7. Che nel dibattito pubblico vi sia un nodo sulla qualità del linguaggio (sostenerlo in forma istituzionale è – rispetto ad eventi non lontani – un principio politico) è parte del repertorio degli interventi del primo trimestre di governo. L’occasione è il 25 aprile. E il luogo è il carcere nazifascista di via Tasso a Roma:

“Il linguaggio d’odio, che sfocia spesso nel razzismo e nell’antisemitismo, contiene sempre i germi di potenziali azioni violente. Non va tollerato. È una mala pianta che genera consenso per chi calpesta libertà e diritti – quasi fosse un vendicatore di torti subiti – ma diffonde soprattutto il veleno dell’indifferenza e dell’apatia”.

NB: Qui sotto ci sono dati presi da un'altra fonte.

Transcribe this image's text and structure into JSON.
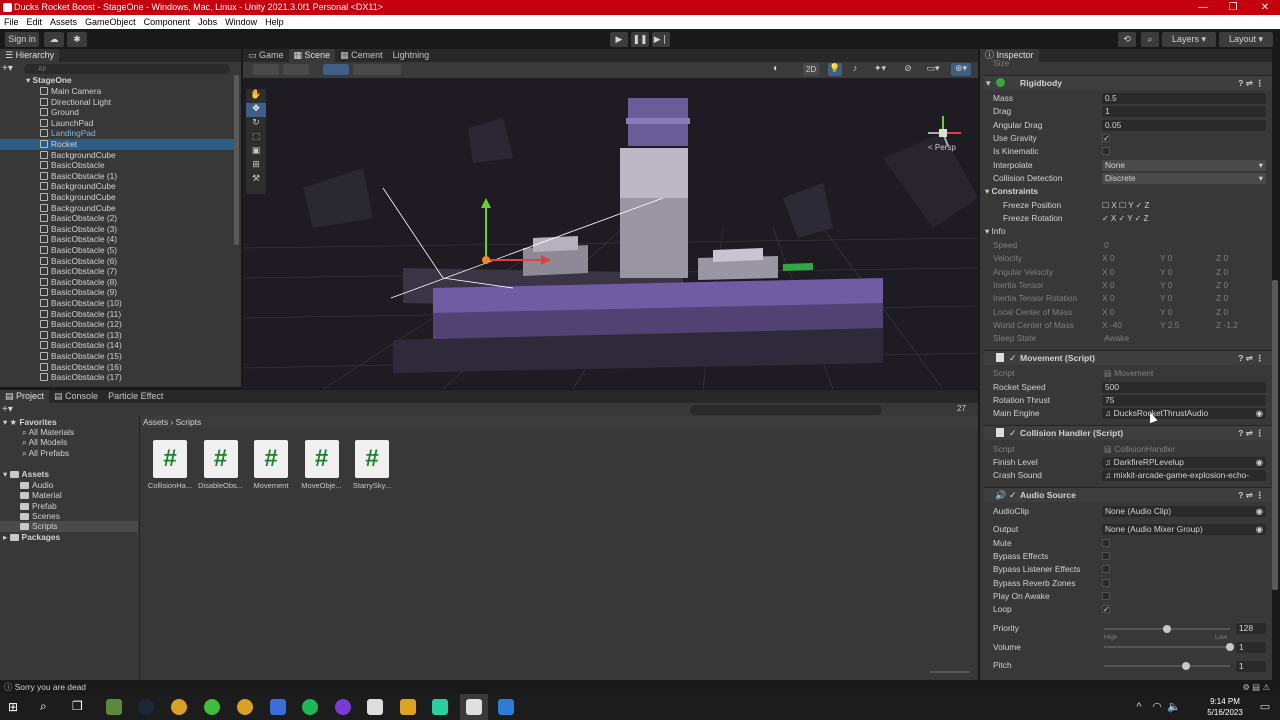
{
  "window": {
    "title": "Ducks Rocket Boost - StageOne - Windows, Mac, Linux - Unity 2021.3.0f1 Personal <DX11>",
    "min": "—",
    "max": "❐",
    "close": "✕"
  },
  "menu": [
    "File",
    "Edit",
    "Assets",
    "GameObject",
    "Component",
    "Jobs",
    "Window",
    "Help"
  ],
  "toolbar": {
    "sign_in": "Sign in",
    "layers": "Layers",
    "layout": "Layout"
  },
  "hierarchy": {
    "tab": "Hierarchy",
    "search_placeholder": "All",
    "scene": "StageOne",
    "items": [
      {
        "label": "Main Camera",
        "style": ""
      },
      {
        "label": "Directional Light",
        "style": ""
      },
      {
        "label": "Ground",
        "style": ""
      },
      {
        "label": "LaunchPad",
        "style": ""
      },
      {
        "label": "LandingPad",
        "style": "blue"
      },
      {
        "label": "Rocket",
        "style": "sel"
      },
      {
        "label": "BackgroundCube",
        "style": ""
      },
      {
        "label": "BasicObstacle",
        "style": ""
      },
      {
        "label": "BasicObstacle (1)",
        "style": ""
      },
      {
        "label": "BackgroundCube",
        "style": ""
      },
      {
        "label": "BackgroundCube",
        "style": ""
      },
      {
        "label": "BackgroundCube",
        "style": ""
      },
      {
        "label": "BasicObstacle (2)",
        "style": ""
      },
      {
        "label": "BasicObstacle (3)",
        "style": ""
      },
      {
        "label": "BasicObstacle (4)",
        "style": ""
      },
      {
        "label": "BasicObstacle (5)",
        "style": ""
      },
      {
        "label": "BasicObstacle (6)",
        "style": ""
      },
      {
        "label": "BasicObstacle (7)",
        "style": ""
      },
      {
        "label": "BasicObstacle (8)",
        "style": ""
      },
      {
        "label": "BasicObstacle (9)",
        "style": ""
      },
      {
        "label": "BasicObstacle (10)",
        "style": ""
      },
      {
        "label": "BasicObstacle (11)",
        "style": ""
      },
      {
        "label": "BasicObstacle (12)",
        "style": ""
      },
      {
        "label": "BasicObstacle (13)",
        "style": ""
      },
      {
        "label": "BasicObstacle (14)",
        "style": ""
      },
      {
        "label": "BasicObstacle (15)",
        "style": ""
      },
      {
        "label": "BasicObstacle (16)",
        "style": ""
      },
      {
        "label": "BasicObstacle (17)",
        "style": ""
      }
    ]
  },
  "scene_tabs": [
    "Game",
    "Scene",
    "Cement",
    "Lightning"
  ],
  "scene_view": {
    "mode_2d": "2D",
    "persp": "< Persp"
  },
  "project": {
    "tabs": [
      "Project",
      "Console",
      "Particle Effect"
    ],
    "count": "27",
    "favorites": {
      "label": "Favorites",
      "items": [
        "All Materials",
        "All Models",
        "All Prefabs"
      ]
    },
    "assets": {
      "label": "Assets",
      "items": [
        "Audio",
        "Material",
        "Prefab",
        "Scenes",
        "Scripts"
      ]
    },
    "packages": "Packages",
    "breadcrumb": [
      "Assets",
      "Scripts"
    ],
    "files": [
      "CollisionHa...",
      "DisableObs...",
      "Movement",
      "MoveObje...",
      "StarrySky..."
    ]
  },
  "inspector": {
    "tab": "Inspector",
    "size_label": "Size",
    "rigidbody": {
      "title": "Rigidbody",
      "mass": {
        "label": "Mass",
        "value": "0.5"
      },
      "drag": {
        "label": "Drag",
        "value": "1"
      },
      "angular_drag": {
        "label": "Angular Drag",
        "value": "0.05"
      },
      "use_gravity": {
        "label": "Use Gravity",
        "value": "✓"
      },
      "is_kinematic": {
        "label": "Is Kinematic"
      },
      "interpolate": {
        "label": "Interpolate",
        "value": "None"
      },
      "collision": {
        "label": "Collision Detection",
        "value": "Discrete"
      },
      "constraints": "Constraints",
      "freeze_pos": "Freeze Position",
      "freeze_rot": "Freeze Rotation",
      "info": "Info",
      "info_rows": [
        {
          "label": "Speed",
          "x": "0",
          "y": "",
          "z": ""
        },
        {
          "label": "Velocity",
          "x": "0",
          "y": "0",
          "z": "0"
        },
        {
          "label": "Angular Velocity",
          "x": "0",
          "y": "0",
          "z": "0"
        },
        {
          "label": "Inertia Tensor",
          "x": "0",
          "y": "0",
          "z": "0"
        },
        {
          "label": "Inertia Tensor Rotation",
          "x": "0",
          "y": "0",
          "z": "0"
        },
        {
          "label": "Local Center of Mass",
          "x": "0",
          "y": "0",
          "z": "0"
        },
        {
          "label": "World Center of Mass",
          "x": "-40",
          "y": "2.5",
          "z": "-1.2"
        }
      ],
      "sleep_state": {
        "label": "Sleep State",
        "value": "Awake"
      }
    },
    "movement": {
      "title": "Movement (Script)",
      "script": {
        "label": "Script",
        "value": "Movement"
      },
      "rocket_speed": {
        "label": "Rocket Speed",
        "value": "500"
      },
      "rotation_thrust": {
        "label": "Rotation Thrust",
        "value": "75"
      },
      "main_engine": {
        "label": "Main Engine",
        "value": "DucksRocketThrustAudio"
      }
    },
    "collision": {
      "title": "Collision Handler (Script)",
      "script": {
        "label": "Script",
        "value": "CollisionHandler"
      },
      "finish": {
        "label": "Finish Level",
        "value": "DarkfireRPLevelup"
      },
      "crash": {
        "label": "Crash Sound",
        "value": "mixkit-arcade-game-explosion-echo-"
      }
    },
    "audio": {
      "title": "Audio Source",
      "clip": {
        "label": "AudioClip",
        "value": "None (Audio Clip)"
      },
      "output": {
        "label": "Output",
        "value": "None (Audio Mixer Group)"
      },
      "mute": "Mute",
      "bypass_effects": "Bypass Effects",
      "bypass_listener": "Bypass Listener Effects",
      "bypass_reverb": "Bypass Reverb Zones",
      "play_on_awake": "Play On Awake",
      "loop": {
        "label": "Loop",
        "value": "✓"
      },
      "priority": {
        "label": "Priority",
        "value": "128",
        "high": "High",
        "low": "Low",
        "level": 0.5
      },
      "volume": {
        "label": "Volume",
        "value": "1",
        "level": 1
      },
      "pitch": {
        "label": "Pitch",
        "value": "1",
        "level": 0.65
      }
    }
  },
  "status": {
    "message": "Sorry you are dead"
  },
  "taskbar": {
    "time": "9:14 PM",
    "date": "5/16/2023"
  },
  "colors": {
    "titlebar": "#c4000e",
    "selection": "#2c5d87",
    "panel": "#383838"
  }
}
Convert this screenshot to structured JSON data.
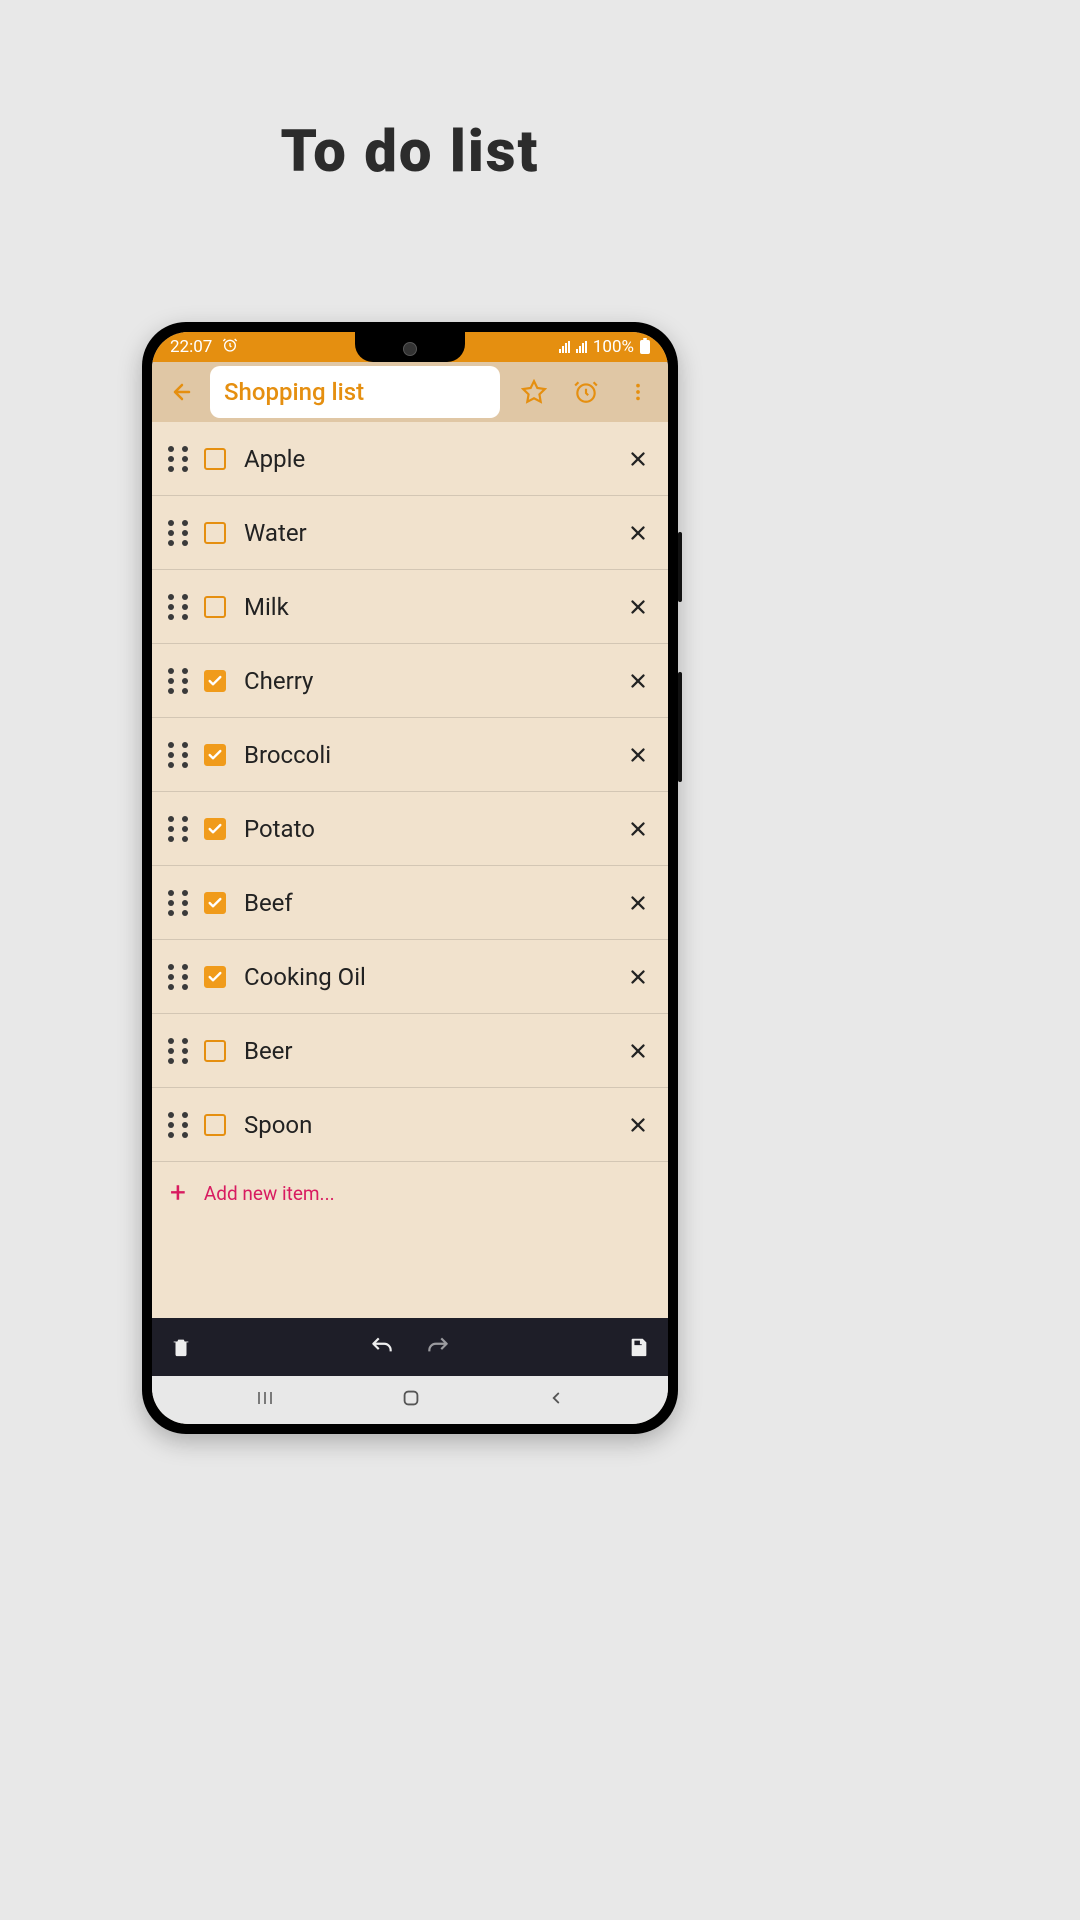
{
  "page": {
    "heading": "To do list"
  },
  "status_bar": {
    "time": "22:07",
    "battery_text": "100%"
  },
  "toolbar": {
    "title": "Shopping list"
  },
  "list": {
    "items": [
      {
        "label": "Apple",
        "checked": false
      },
      {
        "label": "Water",
        "checked": false
      },
      {
        "label": "Milk",
        "checked": false
      },
      {
        "label": "Cherry",
        "checked": true
      },
      {
        "label": "Broccoli",
        "checked": true
      },
      {
        "label": "Potato",
        "checked": true
      },
      {
        "label": "Beef",
        "checked": true
      },
      {
        "label": "Cooking Oil",
        "checked": true
      },
      {
        "label": "Beer",
        "checked": false
      },
      {
        "label": "Spoon",
        "checked": false
      }
    ]
  },
  "add_row": {
    "label": "Add new item..."
  },
  "colors": {
    "accent": "#e58f10",
    "check": "#f09b1b",
    "add": "#d81b60"
  }
}
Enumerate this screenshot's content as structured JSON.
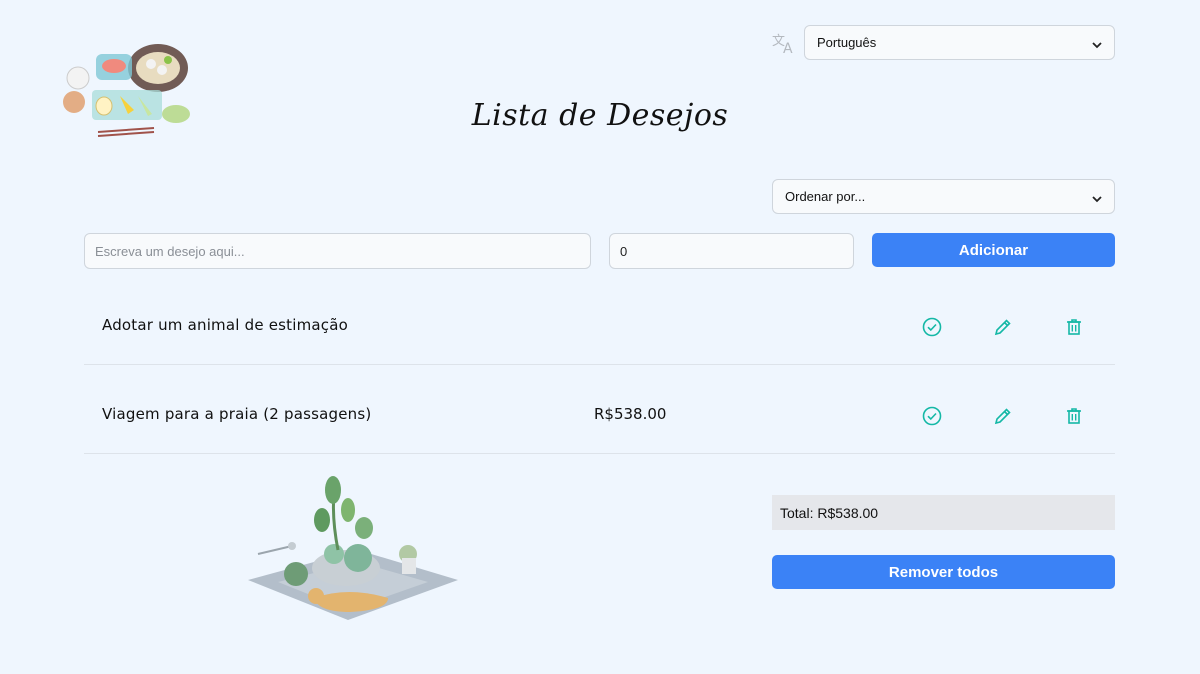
{
  "language": {
    "selected": "Português",
    "icon": "translate-icon"
  },
  "header": {
    "title": "Lista de Desejos"
  },
  "sort": {
    "selected": "Ordenar por..."
  },
  "form": {
    "wish_placeholder": "Escreva um desejo aqui...",
    "price_value": "0",
    "add_label": "Adicionar"
  },
  "wishes": [
    {
      "name": "Adotar um animal de estimação",
      "price": ""
    },
    {
      "name": "Viagem para a praia (2 passagens)",
      "price": "R$538.00"
    }
  ],
  "summary": {
    "total_label": "Total:",
    "total_value": "R$538.00",
    "remove_all_label": "Remover todos"
  },
  "colors": {
    "background": "#eff6fe",
    "primary": "#3b82f6",
    "action_icons": "#14b8a6",
    "total_bg": "#e5e7eb"
  },
  "icons": [
    "check-circle-icon",
    "pencil-icon",
    "trash-icon",
    "chevron-down-icon"
  ]
}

Non c’è, ben inteso, nell’inventario ufficiale di discorsi costruiti prevalentemente sui fatti concreti la risposta di scuola alla domanda di scuola: che cosa intende per comunicazione?

Una domanda che comporterebbe il rischio di uscire dal campo stretto di un approccio funzionale all’agenda, per sconfinare nel territorio funzionale alla strumentazione del potere.

Oggi è questo il campo di gioco che la soluzione emergenziale ha disegnato per l’Italia.

E la non ridondanza marca qui una necessità di sistema, non solo nel paese culla delle retoriche ma anche nelle fughe acchiappanuvole di tanta politica dell’età democratica.

Le maggiori partite 1. Il contrasto alla pandemia

Si è fatto cenno alle dominanti del periodo: il contrasto alla pandemia (sul terreno sanitario e su quello sociale) e la ripresa di iniziativa internazionale che contribuisce alla reputazione del Paese.

Il primo tema ha fatto emergere una soglia, anche se meno accentuata di altri paesi europei (rispetto, ad esempio al 30% della Francia), di un 15% di cittadini refrattari alle esigenze della vaccinazione, che va tuttavia insieme ad un altro 15% di dispersione comunicativa e quindi di attitudini non conformi che depotenzia un po’ l’efficacia della campagna vaccinale.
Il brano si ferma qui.